(NEW YORK) — More than 30 million people across a large swath of the nation were on alert Thursday for tornados, large hail and damaging winds after a severe weather outbreak spawned by a “bomb cyclone” in California moved east, leaving a wake of destruction from mudslides, tree-toppling gusts and the largest twister to hit the Los Angeles area in 40 years.
Residents in the South are bracing for large hail and tornadoes expected to sweep into Texas and Oklahoma Thursday night.
The wild weather system is the same one that blew in from the Pacific Ocean in Northern California as a “bomb cyclone,” packing powerful winds that toppled more than 700 trees in San Francisco and killed at least five people in the Bay Area who were either struck by falling limbs or uprooted trees, officials said.
The storm pummeled the Golden State for two days, flooding farmland in the San Joaquin Valley and generating two confirmed tornadoes in Southern California, one just 10 miles from downtown Los Angeles.
The L.A.-area twister, the strongest to hit the area since March 1983, was rated as an EF1, with is on the lower end of the Enhanced Fujita tornado damage scale, according to the National Weather Service. Yet the 110 mph winds the tornado generated wrecked 17 structures, including 11 that sustained significant damage, according to the National Weather Service.
The ferocious Southern California funnel cloud touched down just after 11 a.m. local time in Montebello, just 10 miles east of downtown Los Angeles, and stayed on the ground for about three minutes, sending debris, including an industrial-size rooftop air conditioning unit damaging, swirling into the air, according to the weather service.
The tornado touched down in an industrial park, completely collapsing the roof of one warehouse, snapping a power power pole and uprooting trees, officials said. One person suffered minor injuries as a result of the tornado activity, according to the Montebello Fire Department.
“This was crazy.
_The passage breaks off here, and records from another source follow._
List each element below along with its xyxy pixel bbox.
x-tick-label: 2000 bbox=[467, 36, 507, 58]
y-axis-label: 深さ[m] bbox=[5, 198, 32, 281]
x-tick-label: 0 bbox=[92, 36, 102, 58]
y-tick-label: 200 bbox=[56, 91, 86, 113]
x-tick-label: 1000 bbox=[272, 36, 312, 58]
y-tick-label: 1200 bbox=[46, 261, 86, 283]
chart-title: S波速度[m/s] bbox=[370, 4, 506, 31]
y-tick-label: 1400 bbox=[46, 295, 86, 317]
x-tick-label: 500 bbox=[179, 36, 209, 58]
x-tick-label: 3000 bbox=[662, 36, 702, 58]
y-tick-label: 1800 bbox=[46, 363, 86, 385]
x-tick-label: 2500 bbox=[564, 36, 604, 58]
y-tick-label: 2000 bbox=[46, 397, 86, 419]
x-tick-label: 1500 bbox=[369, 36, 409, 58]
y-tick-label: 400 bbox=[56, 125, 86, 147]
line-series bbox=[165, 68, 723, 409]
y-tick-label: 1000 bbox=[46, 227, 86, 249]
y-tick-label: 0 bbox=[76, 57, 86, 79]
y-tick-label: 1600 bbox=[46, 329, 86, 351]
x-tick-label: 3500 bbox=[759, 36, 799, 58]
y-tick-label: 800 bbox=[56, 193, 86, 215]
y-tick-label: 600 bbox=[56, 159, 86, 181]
I mean we’re used to earthquakes, but not tornados,” Mike Turner, who was working in one of the damage warehouses, told ABC Los Angeles station KABC.
Turner said the twister ripped off an estimated 5,000 square feet of the roof of the factory he was in.
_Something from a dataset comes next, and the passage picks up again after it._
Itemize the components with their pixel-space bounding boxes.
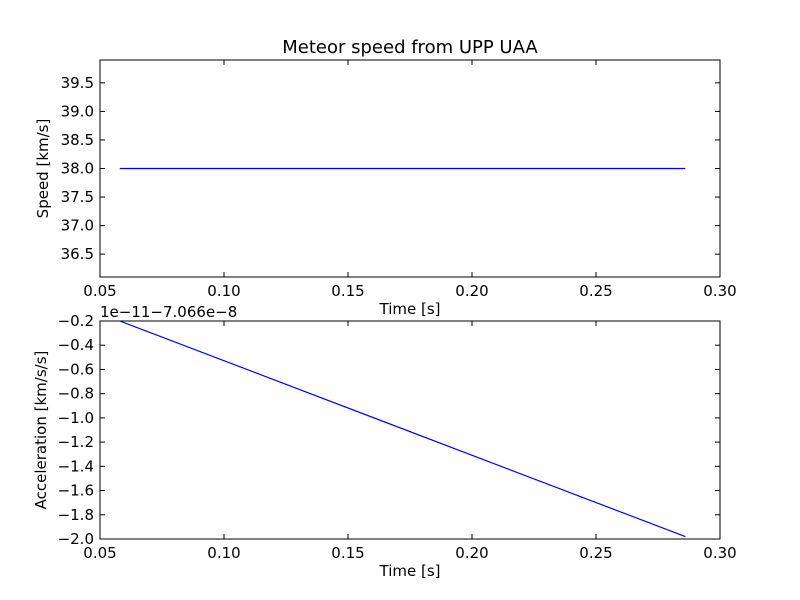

“It got real loud. Like I’ve never heard before, and for about 30 seconds to a minute,” Turner said. “Then we kind of all were in the office and then after it died down, we went outside, and there was debris everywhere, it was like dust bowl in the factory.”
A second tornado, rated an EF0, touched down in Carpinteria in Santa Barbara County, generating 75 mph winds and damaging 25 mobile homes, according to the National Weather Service.
Compared to the South, tornadoes in California rare. There have been 469 tornadoes in the state since 1950, according to the National Oceanic and Atmospheric Administration. Since records began in 1950, California averages 6.4 tornadoes per year. But in the last 30 years, the state has averaged 10 twisters per year, according to NOAA. Los Angeles County has had the most of any country in the state with 46 since 1950, followed by nearby Orange County with 31.
The storm system was accompanied by torrential rain throughout the Los Angeles region, triggering a mudslide in San Bernardino County and prompting the rescues of 17 farm animals — including horses, cows and bulls — that got stuck in the mud, according to the San Bernardino County Animal Control.
As the menacing storm moves into Texas and Oklahoma Thursday evening, residents are being warned to expect large-size hail and the possibility of more tornadoes forming from Dallas to Oklahoma City and Tulsa.
As the storm moves farther east on Friday, a strong threat of tornadoes is expected for parts of Louisiana, Arkansas, Mississippi and Tennessee, officials said. Among the cities bracing for twisters are Jackson, Mississippi; Little Rock, Arkansas; and Memphis, Tennessee.